今回このヨハネによる福音書をテキストに選んだのは、前回、ローマ人への手紙をテキストに選んだ理由と同じです。それは宗教改革者ルターが、「聖書は、極論すればこの二つ(ヨハネ福音書とローマ人への手紙)があればよい、」とさえ言っているからです。私達の学びも、そのような聖書の中の聖書として、このヨハネによる福音書を学んで行きたいと思っているのです。
承
ヨハネによる福音書の始まりは独特です。一節では
ヨハ 1:1 初めに言があった。言は神と共にあった。言は神であった。
このような書き出しをする、ヨハネによる福音書は最初から独特の雰囲気をかもし出しています。そして人の心を、魅了するような力強さで迫って来ます。何故このような書き出しなのでしょうか。それは、この聖書が誰に対して書かれているかと大いに関係があります。4つの福音書はそれぞれ、誰に対して書かれているかが比較的明確です。

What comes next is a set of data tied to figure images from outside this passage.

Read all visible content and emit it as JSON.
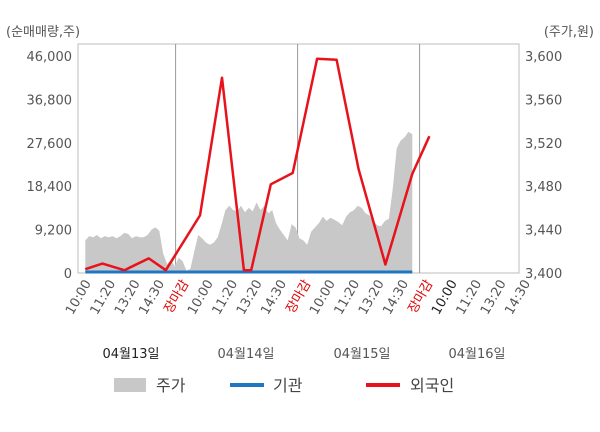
{
  "chart_data": {
    "type": "line",
    "left_unit_label": "(순매매량,주)",
    "right_unit_label": "(주가,원)",
    "left_axis": {
      "ticks": [
        "46,000",
        "36,800",
        "27,600",
        "18,400",
        "9,200",
        "0"
      ],
      "ylim": [
        0,
        46000
      ]
    },
    "right_axis": {
      "ticks": [
        "3,600",
        "3,560",
        "3,520",
        "3,480",
        "3,440",
        "3,400"
      ],
      "ylim": [
        3400,
        3600
      ]
    },
    "x_slots": [
      "10:00",
      "11:20",
      "13:20",
      "14:30",
      "장마감",
      "10:00",
      "11:20",
      "13:20",
      "14:30",
      "장마감",
      "10:00",
      "11:20",
      "13:20",
      "14:30",
      "장마감",
      "10:00",
      "11:20",
      "13:20",
      "14:30"
    ],
    "x_slot_styles": [
      "t",
      "t",
      "t",
      "t",
      "c",
      "t",
      "t",
      "t",
      "t",
      "c",
      "t",
      "t",
      "t",
      "t",
      "c",
      "b",
      "t",
      "t",
      "t"
    ],
    "dates": [
      "04월13일",
      "04월14일",
      "04월15일",
      "04월16일"
    ],
    "dates_bold": [
      true,
      false,
      false,
      false
    ],
    "grid_day_boundaries": [
      4,
      9,
      14
    ],
    "grid_x": true,
    "grid_y": false,
    "legend_position": "bottom",
    "legend": [
      "주가",
      "기관",
      "외국인"
    ],
    "colors": {
      "price_area": "#c8c8c8",
      "institution": "#1f77c4",
      "foreign": "#e8121c"
    },
    "price_series": {
      "name": "주가",
      "slot_start": 0.3,
      "slot_end": 13.7,
      "y_right": [
        3430,
        3434,
        3433,
        3435,
        3432,
        3434,
        3433,
        3434,
        3432,
        3434,
        3437,
        3436,
        3432,
        3434,
        3433,
        3433,
        3435,
        3440,
        3442,
        3439,
        3418,
        3408,
        3412,
        3406,
        3414,
        3411,
        3402,
        3404,
        3420,
        3435,
        3432,
        3428,
        3426,
        3428,
        3433,
        3445,
        3458,
        3462,
        3458,
        3457,
        3462,
        3456,
        3460,
        3457,
        3465,
        3458,
        3462,
        3455,
        3458,
        3446,
        3440,
        3435,
        3430,
        3445,
        3442,
        3432,
        3430,
        3426,
        3438,
        3442,
        3446,
        3452,
        3448,
        3451,
        3449,
        3447,
        3444,
        3452,
        3456,
        3458,
        3462,
        3460,
        3455,
        3453,
        3448,
        3444,
        3443,
        3448,
        3450,
        3478,
        3515,
        3522,
        3525,
        3530,
        3528
      ]
    },
    "institution_series": {
      "name": "기관",
      "x_slots": [
        0.3,
        13.7
      ],
      "y_left": [
        0,
        0
      ]
    },
    "foreign_series": {
      "name": "외국인",
      "x_slots": [
        0.3,
        1.0,
        1.9,
        2.9,
        3.6,
        5.0,
        5.9,
        6.8,
        7.1,
        7.9,
        8.8,
        9.8,
        10.6,
        11.5,
        12.6,
        13.7,
        14.4
      ],
      "y_left": [
        800,
        2000,
        600,
        3100,
        600,
        12200,
        41400,
        600,
        600,
        18800,
        21200,
        45400,
        45200,
        22000,
        1800,
        21000,
        29000
      ]
    }
  }
}
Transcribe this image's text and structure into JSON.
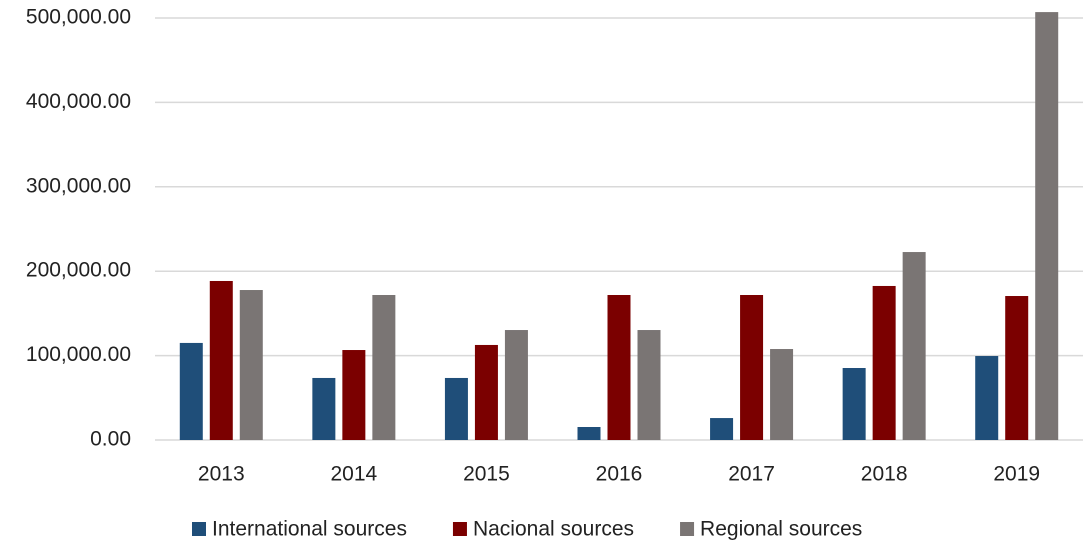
{
  "chart_data": {
    "type": "bar",
    "categories": [
      "2013",
      "2014",
      "2015",
      "2016",
      "2017",
      "2018",
      "2019"
    ],
    "series": [
      {
        "name": "International sources",
        "color": "#1f4e79",
        "values": [
          115000,
          73500,
          73500,
          15400,
          26000,
          85300,
          99500
        ]
      },
      {
        "name": "Nacional sources",
        "color": "#7b0000",
        "values": [
          188400,
          106600,
          112600,
          171800,
          171800,
          182500,
          170600
        ]
      },
      {
        "name": "Regional sources",
        "color": "#7a7574",
        "values": [
          177700,
          171800,
          130300,
          130300,
          107800,
          222700,
          507000
        ]
      }
    ],
    "ylim": [
      0,
      500000
    ],
    "yticks": [
      {
        "value": 0,
        "label": "0.00"
      },
      {
        "value": 100000,
        "label": "100,000.00"
      },
      {
        "value": 200000,
        "label": "200,000.00"
      },
      {
        "value": 300000,
        "label": "300,000.00"
      },
      {
        "value": 400000,
        "label": "400,000.00"
      },
      {
        "value": 500000,
        "label": "500,000.00"
      }
    ],
    "grid": true,
    "legend": "bottom"
  }
}
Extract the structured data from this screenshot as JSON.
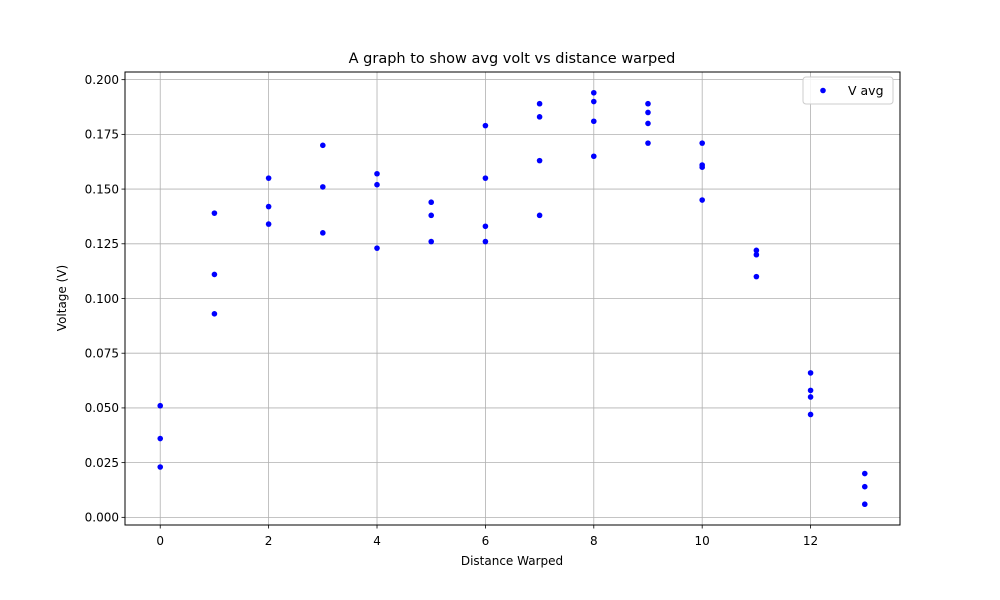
{
  "chart_data": {
    "type": "scatter",
    "title": "A graph to show avg volt vs distance warped",
    "xlabel": "Distance Warped",
    "ylabel": "Voltage (V)",
    "xlim": [
      -0.65,
      13.65
    ],
    "ylim": [
      -0.0035,
      0.2035
    ],
    "xticks": [
      0,
      2,
      4,
      6,
      8,
      10,
      12
    ],
    "xtick_labels": [
      "0",
      "2",
      "4",
      "6",
      "8",
      "10",
      "12"
    ],
    "yticks": [
      0.0,
      0.025,
      0.05,
      0.075,
      0.1,
      0.125,
      0.15,
      0.175,
      0.2
    ],
    "ytick_labels": [
      "0.000",
      "0.025",
      "0.050",
      "0.075",
      "0.100",
      "0.125",
      "0.150",
      "0.175",
      "0.200"
    ],
    "grid": true,
    "legend_position": "top-right",
    "series": [
      {
        "name": "V avg",
        "color": "#0000ff",
        "points": [
          {
            "x": 0,
            "y": 0.051
          },
          {
            "x": 0,
            "y": 0.036
          },
          {
            "x": 0,
            "y": 0.023
          },
          {
            "x": 1,
            "y": 0.139
          },
          {
            "x": 1,
            "y": 0.111
          },
          {
            "x": 1,
            "y": 0.093
          },
          {
            "x": 2,
            "y": 0.155
          },
          {
            "x": 2,
            "y": 0.142
          },
          {
            "x": 2,
            "y": 0.134
          },
          {
            "x": 3,
            "y": 0.17
          },
          {
            "x": 3,
            "y": 0.151
          },
          {
            "x": 3,
            "y": 0.13
          },
          {
            "x": 4,
            "y": 0.157
          },
          {
            "x": 4,
            "y": 0.152
          },
          {
            "x": 4,
            "y": 0.123
          },
          {
            "x": 5,
            "y": 0.144
          },
          {
            "x": 5,
            "y": 0.138
          },
          {
            "x": 5,
            "y": 0.126
          },
          {
            "x": 6,
            "y": 0.179
          },
          {
            "x": 6,
            "y": 0.155
          },
          {
            "x": 6,
            "y": 0.133
          },
          {
            "x": 6,
            "y": 0.126
          },
          {
            "x": 7,
            "y": 0.189
          },
          {
            "x": 7,
            "y": 0.183
          },
          {
            "x": 7,
            "y": 0.163
          },
          {
            "x": 7,
            "y": 0.138
          },
          {
            "x": 8,
            "y": 0.194
          },
          {
            "x": 8,
            "y": 0.19
          },
          {
            "x": 8,
            "y": 0.181
          },
          {
            "x": 8,
            "y": 0.165
          },
          {
            "x": 9,
            "y": 0.189
          },
          {
            "x": 9,
            "y": 0.185
          },
          {
            "x": 9,
            "y": 0.18
          },
          {
            "x": 9,
            "y": 0.171
          },
          {
            "x": 10,
            "y": 0.171
          },
          {
            "x": 10,
            "y": 0.161
          },
          {
            "x": 10,
            "y": 0.16
          },
          {
            "x": 10,
            "y": 0.145
          },
          {
            "x": 11,
            "y": 0.122
          },
          {
            "x": 11,
            "y": 0.12
          },
          {
            "x": 11,
            "y": 0.11
          },
          {
            "x": 12,
            "y": 0.066
          },
          {
            "x": 12,
            "y": 0.058
          },
          {
            "x": 12,
            "y": 0.055
          },
          {
            "x": 12,
            "y": 0.047
          },
          {
            "x": 13,
            "y": 0.02
          },
          {
            "x": 13,
            "y": 0.014
          },
          {
            "x": 13,
            "y": 0.006
          }
        ]
      }
    ]
  }
}
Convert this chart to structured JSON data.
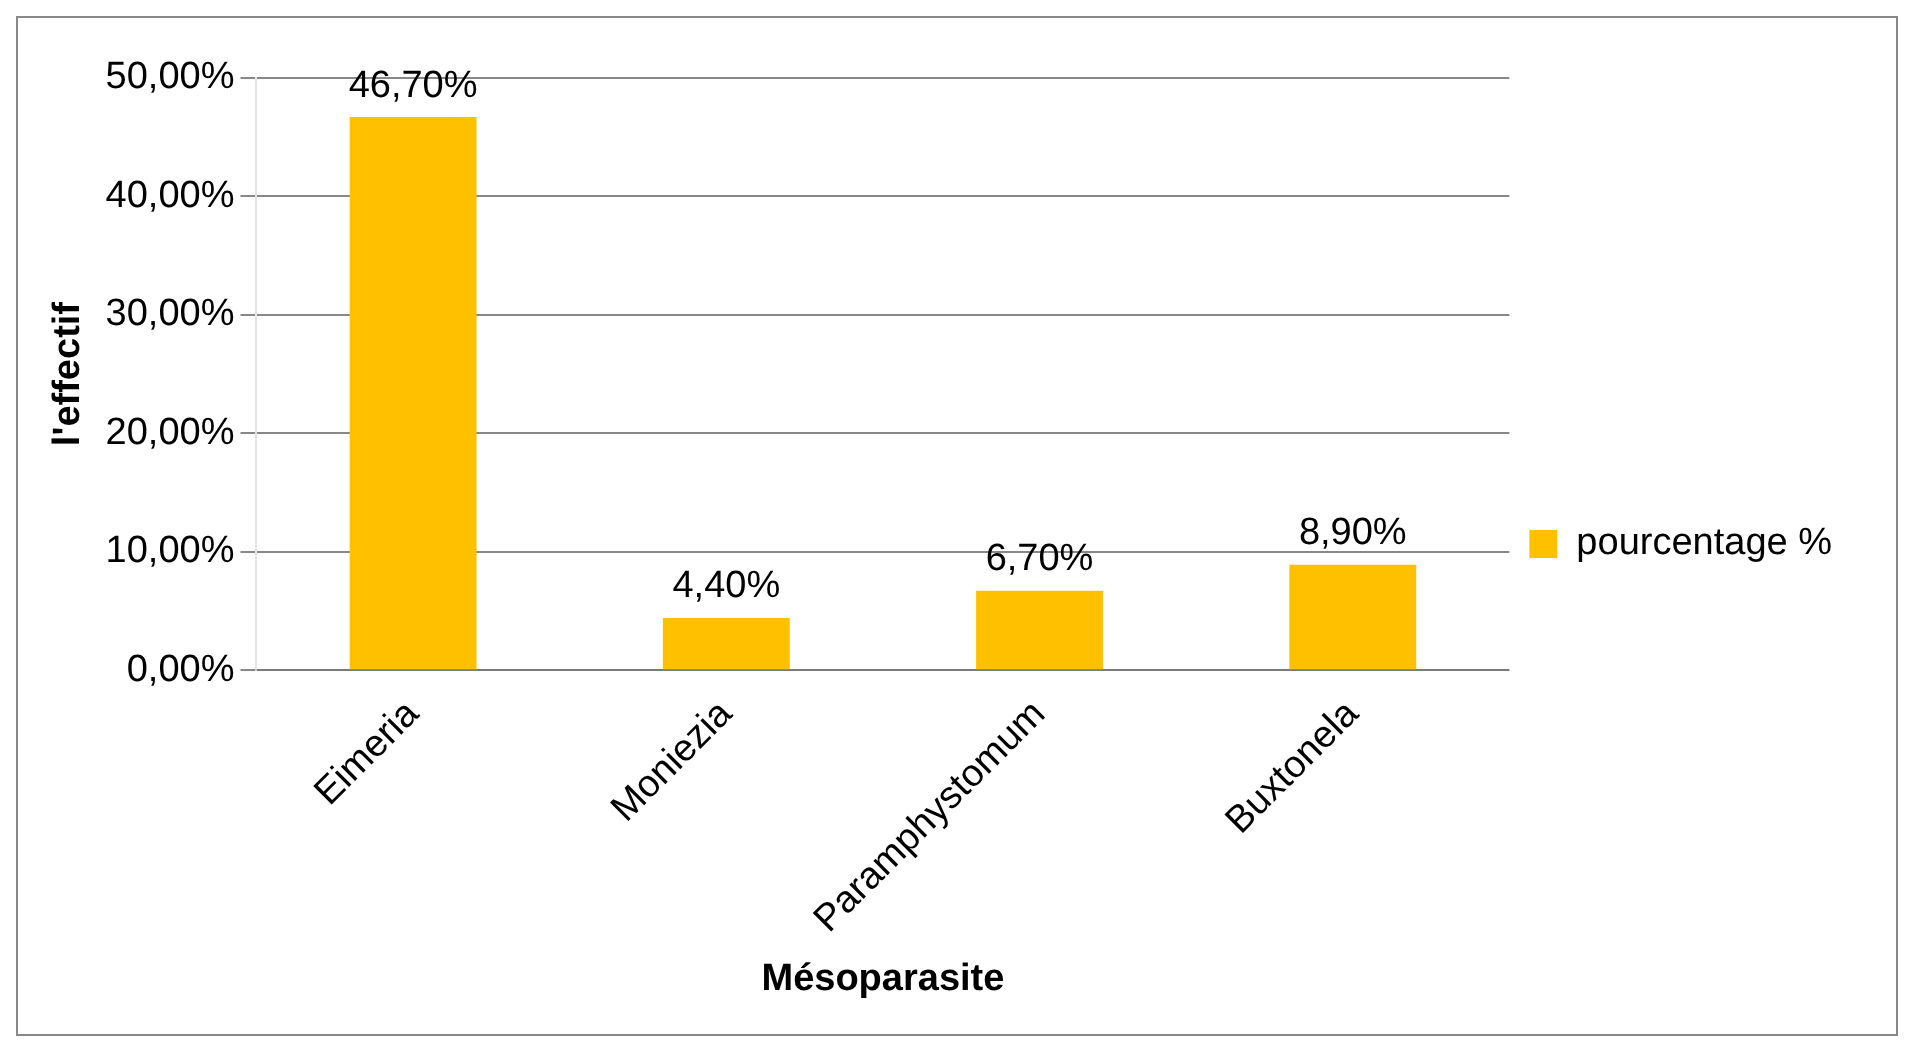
{
  "chart_data": {
    "type": "bar",
    "xlabel": "Mésoparasite",
    "ylabel": "l'effectif",
    "categories": [
      "Eimeria",
      "Moniezia",
      "Paramphystomum",
      "Buxtonela"
    ],
    "series": [
      {
        "name": "pourcentage %",
        "color": "#ffc000",
        "values": [
          46.7,
          4.4,
          6.7,
          8.9
        ],
        "value_labels": [
          "46,70%",
          "4,40%",
          "6,70%",
          "8,90%"
        ]
      }
    ],
    "ylim": [
      0,
      50
    ],
    "yticks": [
      {
        "value": 0,
        "label": "0,00%"
      },
      {
        "value": 10,
        "label": "10,00%"
      },
      {
        "value": 20,
        "label": "20,00%"
      },
      {
        "value": 30,
        "label": "30,00%"
      },
      {
        "value": 40,
        "label": "40,00%"
      },
      {
        "value": 50,
        "label": "50,00%"
      }
    ],
    "grid": "y",
    "legend": "right"
  }
}
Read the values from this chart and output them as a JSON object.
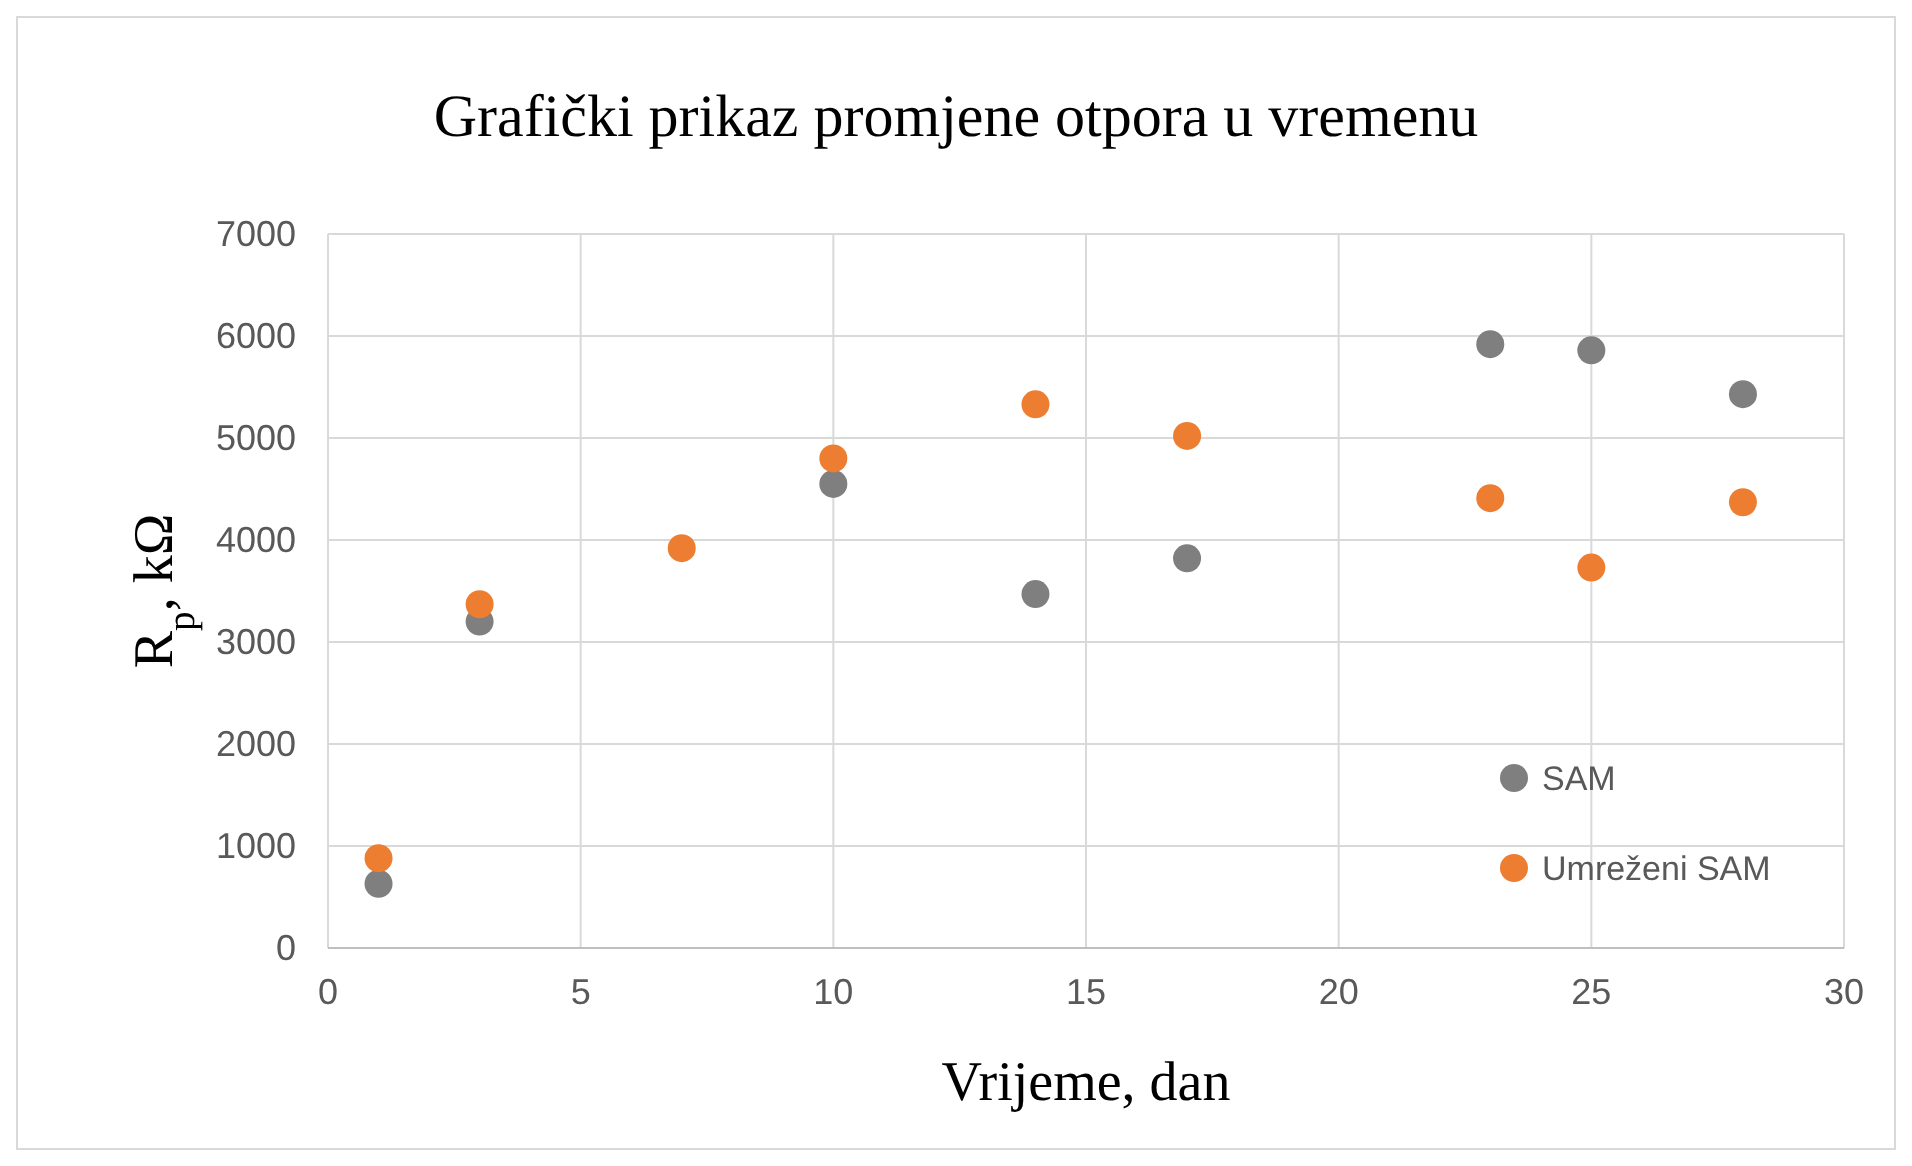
{
  "chart_data": {
    "type": "scatter",
    "title": "Grafički prikaz promjene otpora u vremenu",
    "xlabel": "Vrijeme, dan",
    "ylabel": "R$_{p}$, kΩ",
    "x": [
      1,
      3,
      7,
      10,
      14,
      17,
      23,
      25,
      28
    ],
    "series": [
      {
        "name": "SAM",
        "color": "#7f7f7f",
        "values": [
          630,
          3200,
          null,
          4550,
          3470,
          3820,
          5920,
          5860,
          5430
        ]
      },
      {
        "name": "Umreženi SAM",
        "color": "#ed7d31",
        "values": [
          880,
          3370,
          3920,
          4800,
          5330,
          5020,
          4410,
          3730,
          4370
        ]
      }
    ],
    "xlim": [
      0,
      30
    ],
    "xticks": [
      0,
      5,
      10,
      15,
      20,
      25,
      30
    ],
    "ylim": [
      0,
      7000
    ],
    "yticks": [
      0,
      1000,
      2000,
      3000,
      4000,
      5000,
      6000,
      7000
    ],
    "grid": true,
    "legend": "bottom right",
    "marker": "circle"
  }
}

マタイによる福音書の1節は、「アブラハムの子、ダビデの子、イエス・キリストの系図。」となっており、そこから延々と人の名前の羅列があります。これは聖書になれない人には辟易します。何故こんな人の名前を読まなければならないのだと思います。ところが、これはユダヤ人にとっては大切なのです。この系図が正統的なユダヤ人であることを証明するものだからです。すなわち、マタイによる福音書は、ユダヤ人のために書かれた福音書なのです。ユダヤ人にしか理解できない系図の話やユダヤ的律法や習慣の話が大切に語られておりますが、それは反対にユダヤ人たち以外にはなかなか理解しにくいのです。マルコ福音書よりももっと詳しく知りたいと思っているユダヤ人に対してある意味、教育的に書かれています。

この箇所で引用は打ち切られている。